When the Suzuki Swift was first introduced, it was named the SA-310, and was renamed in 1986 to Swift. Under the hood was a straight-three cylinder engine that displaced 993cc and produced 50 horsepower. Zero-to-sixty took 14.9 seconds with top speed being achieved at 145 km/h. The engine may not have been very powerful, but it was very lightweight, weighing only 63 kg. A variety of optional engines were available, which included a turbocharged version.
The Swift was sold under various names and badgings, including the Pontiac Firefly, Chevrolet Sprint, Geo Metro, and Maruti Esteem.
The first series of the Swift was the MK1, produced from 1984 through 1988. Two version were available, a 1-liter GA and 1.-liter GL. The GA was a 'minimalistic' vehicle, with plastic wheel covers and a five-speed gearbox. The GL also had a five-speed gearbox, but added a sunroof and alloy wheels. In some markets, the GL came with air conditioning.
The GTi version came equipped with a 1.3-liter four-cylinder engine that had an aluminum block and cylinder head, forged steel crankshaft and connecting rods, and cast aluminum high compression pistons. Power was rather impressive, producing just over 100 horsepower. It was available in a limited number of markets, including Europe and the Asian-Pacific markets.
The second generation of the Swift was introduced in 1989 and remained in production until 1991. Its design was all-new and featured many curves and a rounder body. It had many mechanical improvements, including four wheel independent suspension. Under the hood was a 1-liter 3-cylinder engine; optional equipment included a 1.3-liter and 1.6-liter four-cylinder engine. The three-cylinder engine produced just over 50 horsepower. The GTi version had an improved engine, now producing over 100 horsepower. Also included with the GTi were disc brakes which helped keep the car in the drivers control.
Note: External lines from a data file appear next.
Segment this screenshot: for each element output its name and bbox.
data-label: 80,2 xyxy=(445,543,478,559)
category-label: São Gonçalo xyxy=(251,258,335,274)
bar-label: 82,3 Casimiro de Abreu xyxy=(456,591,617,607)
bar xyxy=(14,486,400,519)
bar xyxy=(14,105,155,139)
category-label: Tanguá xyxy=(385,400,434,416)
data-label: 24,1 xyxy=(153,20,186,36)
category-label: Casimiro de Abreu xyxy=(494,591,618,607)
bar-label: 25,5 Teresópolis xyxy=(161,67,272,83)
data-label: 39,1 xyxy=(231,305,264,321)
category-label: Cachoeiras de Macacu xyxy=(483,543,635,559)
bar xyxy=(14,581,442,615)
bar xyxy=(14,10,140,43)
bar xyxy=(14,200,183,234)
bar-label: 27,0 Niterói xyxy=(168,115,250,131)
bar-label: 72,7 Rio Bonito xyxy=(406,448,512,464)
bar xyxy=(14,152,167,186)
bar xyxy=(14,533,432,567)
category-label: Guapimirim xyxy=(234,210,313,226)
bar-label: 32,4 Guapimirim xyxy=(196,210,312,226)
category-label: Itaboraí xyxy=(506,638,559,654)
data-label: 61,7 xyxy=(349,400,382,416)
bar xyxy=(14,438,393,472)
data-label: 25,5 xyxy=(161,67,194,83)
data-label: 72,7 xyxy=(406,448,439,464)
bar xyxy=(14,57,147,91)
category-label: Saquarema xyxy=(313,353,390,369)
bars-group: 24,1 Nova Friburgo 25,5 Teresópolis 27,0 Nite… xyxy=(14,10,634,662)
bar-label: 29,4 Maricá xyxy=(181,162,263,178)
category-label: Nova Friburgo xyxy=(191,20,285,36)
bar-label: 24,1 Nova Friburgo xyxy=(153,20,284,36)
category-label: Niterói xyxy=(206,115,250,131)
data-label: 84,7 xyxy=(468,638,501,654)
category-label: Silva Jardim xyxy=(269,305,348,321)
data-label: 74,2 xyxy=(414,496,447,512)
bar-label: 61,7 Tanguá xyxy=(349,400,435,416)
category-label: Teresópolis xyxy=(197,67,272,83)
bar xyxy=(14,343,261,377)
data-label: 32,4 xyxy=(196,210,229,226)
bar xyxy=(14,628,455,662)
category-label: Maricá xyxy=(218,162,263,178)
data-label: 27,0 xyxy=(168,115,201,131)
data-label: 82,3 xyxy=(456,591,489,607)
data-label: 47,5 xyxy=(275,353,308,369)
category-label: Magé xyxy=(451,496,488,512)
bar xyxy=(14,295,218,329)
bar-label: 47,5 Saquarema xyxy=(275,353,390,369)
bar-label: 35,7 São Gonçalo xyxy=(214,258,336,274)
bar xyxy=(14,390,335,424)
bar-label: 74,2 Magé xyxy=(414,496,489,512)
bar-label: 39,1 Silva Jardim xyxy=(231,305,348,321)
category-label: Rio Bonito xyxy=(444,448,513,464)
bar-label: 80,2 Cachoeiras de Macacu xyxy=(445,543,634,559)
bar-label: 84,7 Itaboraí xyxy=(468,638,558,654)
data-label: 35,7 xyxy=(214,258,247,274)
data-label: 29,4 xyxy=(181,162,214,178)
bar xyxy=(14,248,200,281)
In the North American market, there were two trim levels available in 1989, including a 3-door GTi and a 5-door GLX. In 1990, the GTi name changed to GT. Volkswagen had laid claim to the name, and demanded Suzuki swift change it - which they did.
In 1992, the third generation of the Swift was introduced, remaining in production until 1994. It had the same bodystyle as the MKII; the major changes were the bumpers, taillights, and the interior. Mechanical changes followed, such as larger sway-bars for the GT/GTi versions.
In North America, Suzuki Swift production ended in 1994. In Japan, the Swift (known there as the Cultus) ended in 1998. In Europe it was called the MK 2 Type 1, and remained in production until 2003.
A special edition of the Suzuki Swift, called the Suzuki Swift MK3.5, was offered from 1995 through 2001 to the North American public.
By Daniel Vaughan | Jul 2007
The Swift MK4 was introduced at the Paris Auto Salon in September of 2004. It is currently in production in the European market, and in Japan and many other countries. Sales are reported to be very solid.